The UK steel industry has called for the government to consider further protectionist trade measures as it braces for a flood of imported steel amid a global glut driven by China.
UK Steel, a lobby group, said the global industry has 543m tonnes of excess steel, 70 times more than the UK uses each year, in analysis published on Monday. It said the UK faces a “cliff edge” in 2026 when current protections run out.
China’s steel industry is going through a brutal recession amid a years-long crisis in the country’s property industry that has dragged down domestic steel demand. In August, the chief executive of the world’s biggest steelmaker, China Baowu Steel, said the industry was going through a “harsh winter” that could be worse than the 2008 financial crisis or the 2015 crash in demand, when thousands of British steel jobs were cut. The Chinese glut has resulted in falling prices around the world.

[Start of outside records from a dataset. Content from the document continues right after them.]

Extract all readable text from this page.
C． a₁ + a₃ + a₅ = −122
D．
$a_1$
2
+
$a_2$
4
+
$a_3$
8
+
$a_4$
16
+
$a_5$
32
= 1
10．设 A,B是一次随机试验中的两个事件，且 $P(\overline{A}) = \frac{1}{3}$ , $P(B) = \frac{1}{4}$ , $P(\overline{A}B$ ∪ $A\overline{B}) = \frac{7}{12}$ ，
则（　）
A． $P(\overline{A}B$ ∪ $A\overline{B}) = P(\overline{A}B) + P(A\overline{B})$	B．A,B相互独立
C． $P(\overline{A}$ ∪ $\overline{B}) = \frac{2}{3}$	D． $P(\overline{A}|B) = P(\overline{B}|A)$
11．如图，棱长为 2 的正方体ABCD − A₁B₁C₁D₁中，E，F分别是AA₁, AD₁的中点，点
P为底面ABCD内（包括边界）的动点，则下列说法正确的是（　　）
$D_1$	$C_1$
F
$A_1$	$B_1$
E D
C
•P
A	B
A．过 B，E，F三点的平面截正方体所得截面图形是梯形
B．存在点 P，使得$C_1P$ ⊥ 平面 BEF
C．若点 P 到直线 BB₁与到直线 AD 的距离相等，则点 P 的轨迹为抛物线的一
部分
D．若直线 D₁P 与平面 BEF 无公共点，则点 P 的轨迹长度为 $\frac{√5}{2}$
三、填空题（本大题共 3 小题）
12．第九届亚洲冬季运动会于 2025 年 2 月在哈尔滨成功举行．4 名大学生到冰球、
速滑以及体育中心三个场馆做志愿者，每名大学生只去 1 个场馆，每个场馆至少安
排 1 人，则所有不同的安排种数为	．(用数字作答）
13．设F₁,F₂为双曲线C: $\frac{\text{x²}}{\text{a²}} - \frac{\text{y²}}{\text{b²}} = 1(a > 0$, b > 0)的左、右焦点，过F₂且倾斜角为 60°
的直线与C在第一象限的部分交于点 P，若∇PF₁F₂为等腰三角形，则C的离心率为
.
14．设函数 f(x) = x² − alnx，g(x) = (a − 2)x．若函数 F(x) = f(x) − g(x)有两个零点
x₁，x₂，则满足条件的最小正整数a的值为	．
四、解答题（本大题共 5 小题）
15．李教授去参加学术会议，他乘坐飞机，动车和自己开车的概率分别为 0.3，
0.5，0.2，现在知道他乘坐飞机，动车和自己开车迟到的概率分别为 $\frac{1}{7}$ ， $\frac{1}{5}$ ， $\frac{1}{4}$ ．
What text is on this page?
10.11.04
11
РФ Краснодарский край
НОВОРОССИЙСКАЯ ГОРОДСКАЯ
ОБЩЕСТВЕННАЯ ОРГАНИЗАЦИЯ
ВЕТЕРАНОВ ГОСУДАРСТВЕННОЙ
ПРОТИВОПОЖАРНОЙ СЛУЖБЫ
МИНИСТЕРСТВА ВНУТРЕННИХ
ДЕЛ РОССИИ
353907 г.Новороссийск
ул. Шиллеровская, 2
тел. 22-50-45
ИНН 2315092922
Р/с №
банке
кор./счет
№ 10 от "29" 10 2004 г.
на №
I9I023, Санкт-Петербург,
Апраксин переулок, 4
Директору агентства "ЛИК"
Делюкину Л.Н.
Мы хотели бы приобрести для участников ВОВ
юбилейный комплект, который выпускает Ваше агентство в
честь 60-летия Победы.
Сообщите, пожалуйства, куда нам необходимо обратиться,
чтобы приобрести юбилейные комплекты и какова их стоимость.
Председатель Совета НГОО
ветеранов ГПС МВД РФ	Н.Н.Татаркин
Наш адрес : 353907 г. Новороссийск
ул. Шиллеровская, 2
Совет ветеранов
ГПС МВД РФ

Gareth Stace, UK Steel’s director general, said the UK needed to “balance international obligations with the national interest” and act to protect the industry, or else face the prospect of recent British investments in the steel industry being “all for naught”.
The UK currently has so-called steel safeguards in place that limit the diversion of cheap steel to Britain. They were brought in in 2018 to prevent the diversion of Chinese steel after Donald Trump imposed tariffs on imports to the US. However, the safeguards expire in 2026, and may not be extended under World Trade Organization (WTO) rules. However, the industry wants the UK to consider protecting its steel industry regardless.
Russell Codling, the director of marketing and business development in the UK for Tata Steel, said: “The scale of excess supply to the global market from China is just swamping every corner. The trade protection mechanisms that are in place aren’t sufficient to deal with these circumstances.”
Lower prices benefit steel users, including construction projects and major infrastructure. However, steel industries tend to be politically influential and the ability to produce steel domestically is also prized as an indicator of industrial strength and geopolitical power.
The UK government under the Conservatives and now Labour has committed £500m towards the switch from blast furnaces to cleaner electric arc furnaces at Tata Steel’s plant in Port Talbot, south Wales. Indian-owned Tata shut down its last blast furnace last week, with the loss of 1,900 jobs, but the government argues that its investment will help sustain a British steel industry. Chinese-owned British Steel is also trying to negotiate state support to switch to electric arc furnaces.
Deciding whether to impose protectionist measures could prove tricky for the Labour government. Other countries – notably the US – have essentially ignored the WTO, while pressure is building within the EU to push the boundaries of what the rules allow.
UK Steel argued that Britain will face greater trade diversion if it does not act. It suggested that the UK should consider imposing tariffs on steel imports above a certain level. Carbon border adjustments, which put a price on carbon emissions from dirty blast furnaces, could also help the UK industry, it said.
“Rising global excess capacity driven and sustained by non-market forces is one of the biggest challenges of our time for the global steel industry,” said Stace. “It has the potential to redraw the map of global steelmaking, as there is no longer fair competition.”